Camilla is an Italian designer based in Milan who is not afraid to represent her most hidden thoughts, giving free rein to her unconscious. She has studied across Europe and graduated both in Design and Philosophy, building
her unique style.
We had a conversation with Camilla to learn more about her career as a designer and her extraordinary visions. Abstraction seems to be a key word.

Hello Camilla, tell us about yourself.
I am a designer prone to abstraction. During self initiated projects, when I feel
fear from prerequisites such as a client brief or industrial production
technicalities, I often find myself on the wide and blurred border between art
and design.
How are you doing? What does your usual day look like?
I am doing fine, thankfully. Regular days: I wake up sleepy, drink lots of tea
and step towards the world to conquer.


Learned a lot from Scottish strength, heart and pride and I learned a lot from Finnish discretion and pace of life. Afterwards I worked in London, where I met the justly legendary English awkwardness and humour.
Where did you grow up? Tell us about the place.
I grew up in Garda, a small village by the lake of the same name, in northern
Italy: chaotic cosmopolis for viewers during the summer, waste land for
melancholic souls during the winter; priceless views, pedalos, everybody knows
everybody, ducks and everything.
Which cities / countries have you studied/lived in ? What is the most
striking difference in attitudes or cultural aspects you enjoyed noticing ?
I started moving during high school, I studied for one year in Perugia. Already
there was much to notice. Like hearing my own native accent on the train to
Garda after I had spent one year away. A shockingly amusing experience.Then
I studied Philosophy in Padova and Bologna universities and I can tell culture
changes so much from city to city within Italy that I was well trained for
change when I moved from Milan, where I started design studies, to Glasgow
and Helsinki, where I completed them. I learned a lot from Scottish strength,
heart and pride and I learned a lot from Finnish discretion and pace of life.
Afterwards I worked in London, where I met the justly legendary English
awkwardness and humor, and Portugal, the one Mediterranean country
untouched by the Mediterranean sea. Entering into details would be perilous, I
refrain.


When did you move to Milan. How was the move?

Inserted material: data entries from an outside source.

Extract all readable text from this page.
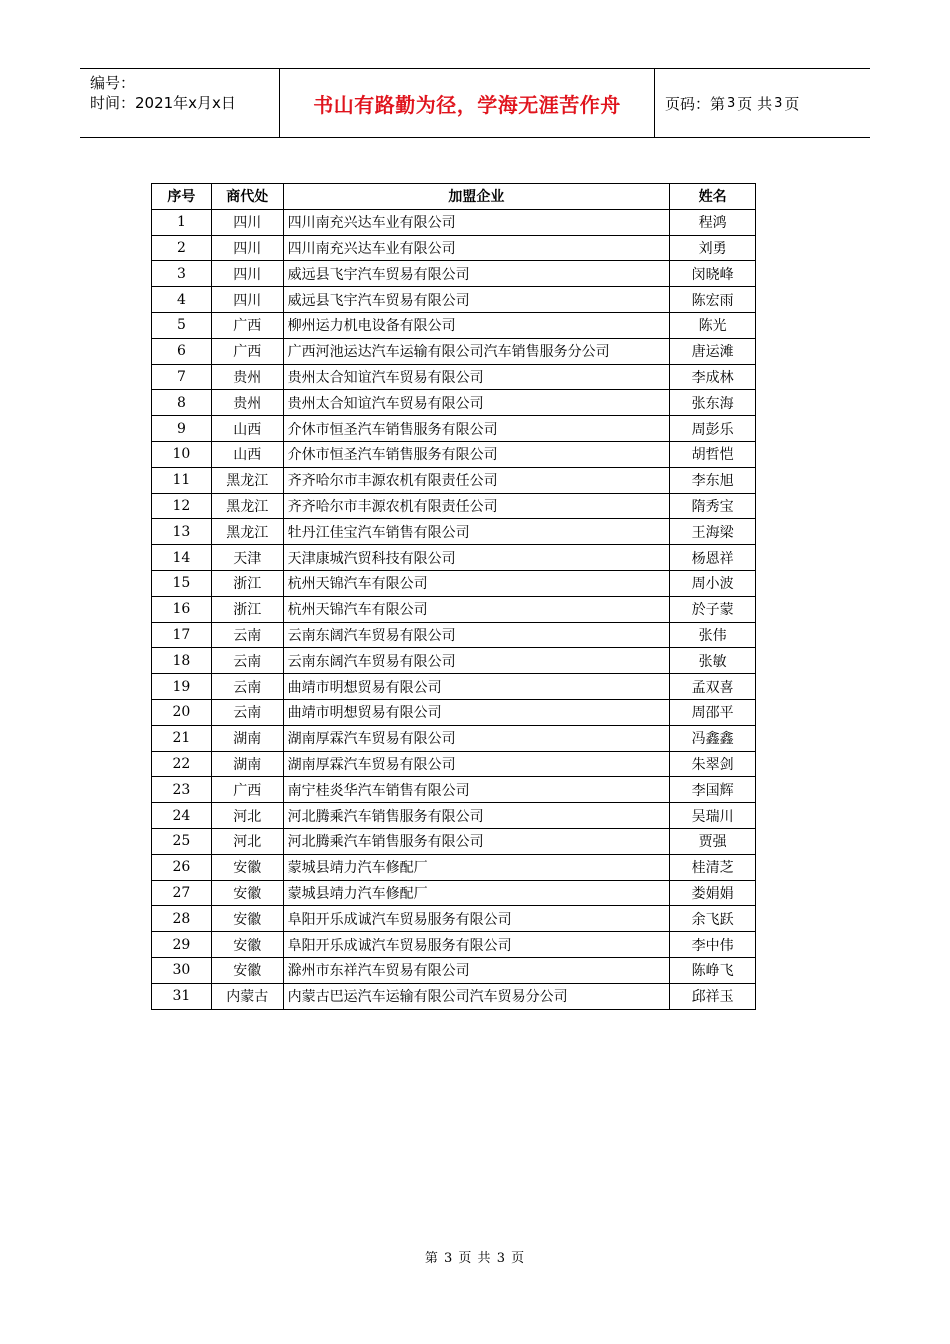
编号：
时间：2021年x月x日	书山有路勤为径，学海无涯苦作舟	页码：第 3 页 共 3 页
序号	商代处	加盟企业	姓名
1	四川	四川南充兴达车业有限公司	程鸿
2	四川	四川南充兴达车业有限公司	刘勇
3	四川	威远县飞宇汽车贸易有限公司	闵晓峰
4	四川	威远县飞宇汽车贸易有限公司	陈宏雨
5	广西	柳州运力机电设备有限公司	陈光
6	广西	广西河池运达汽车运输有限公司汽车销售服务分公司	唐运滩
7	贵州	贵州太合知谊汽车贸易有限公司	李成林
8	贵州	贵州太合知谊汽车贸易有限公司	张东海
9	山西	介休市恒圣汽车销售服务有限公司	周彭乐
10	山西	介休市恒圣汽车销售服务有限公司	胡哲恺
11	黑龙江	齐齐哈尔市丰源农机有限责任公司	李东旭
12	黑龙江	齐齐哈尔市丰源农机有限责任公司	隋秀宝
13	黑龙江	牡丹江佳宝汽车销售有限公司	王海梁
14	天津	天津康城汽贸科技有限公司	杨恩祥
15	浙江	杭州天锦汽车有限公司	周小波
16	浙江	杭州天锦汽车有限公司	於子蒙
17	云南	云南东阔汽车贸易有限公司	张伟
18	云南	云南东阔汽车贸易有限公司	张敏
19	云南	曲靖市明想贸易有限公司	孟双喜
20	云南	曲靖市明想贸易有限公司	周邵平
21	湖南	湖南厚霖汽车贸易有限公司	冯鑫鑫
22	湖南	湖南厚霖汽车贸易有限公司	朱翠剑
23	广西	南宁桂炎华汽车销售有限公司	李国辉
24	河北	河北腾乘汽车销售服务有限公司	吴瑞川
25	河北	河北腾乘汽车销售服务有限公司	贾强
26	安徽	蒙城县靖力汽车修配厂	桂清芝
27	安徽	蒙城县靖力汽车修配厂	娄娟娟
28	安徽	阜阳开乐成诚汽车贸易服务有限公司	余飞跃
29	安徽	阜阳开乐成诚汽车贸易服务有限公司	李中伟
30	安徽	滁州市东祥汽车贸易有限公司	陈峥飞
31	内蒙古	内蒙古巴运汽车运输有限公司汽车贸易分公司	邱祥玉
第 3 页 共 3 页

How are the
opportunities as a product/industrial designer in Milan?
I moved to Milan about 3 years ago because of my current main job. The move
was quite uneventful as I lived in Milan in the past. Being In Milan area has big
pros for designers: lots of companies, big and small brands, lots of
virtuous entrepreneurship and proclivity towards collaborations with designers;
last but not least lots of cultural and social events, cultural inputs, people,
interesting people, press.
Looking at yourself back then, when making this decision, what would be
your advice to your younger self?
God save me from time travel paradox.
"I try to force my hand and create new and more promiscuous links between objects, narrative and tools."
How would you describe your art and what are your inspirations?
A recurring theme in my research is the relationship between nature and
culture. It is known how western culture has strayed from its ancestral roots,
from its necessary visceral ties to nature. While visiting museums or reading
natural history texts I try to reinterpret the link between contents - the objects
of study - and containers - both the concrete ones (pages, typefaces, display
cases, vases, pins) and conceptual ones (classifications, measurements,
narrations). I try to force my hand and create new and more promiscuous links
between objects, narrative and tools. This is the case, for example, of
Metamorphosis, created with the artist Simone Crestani, in which the
parallelism between beetles melting and the processing of glass blowing has
led to a collection of vases that are a new syncretism between concepts and
concrete realities of nature and culture.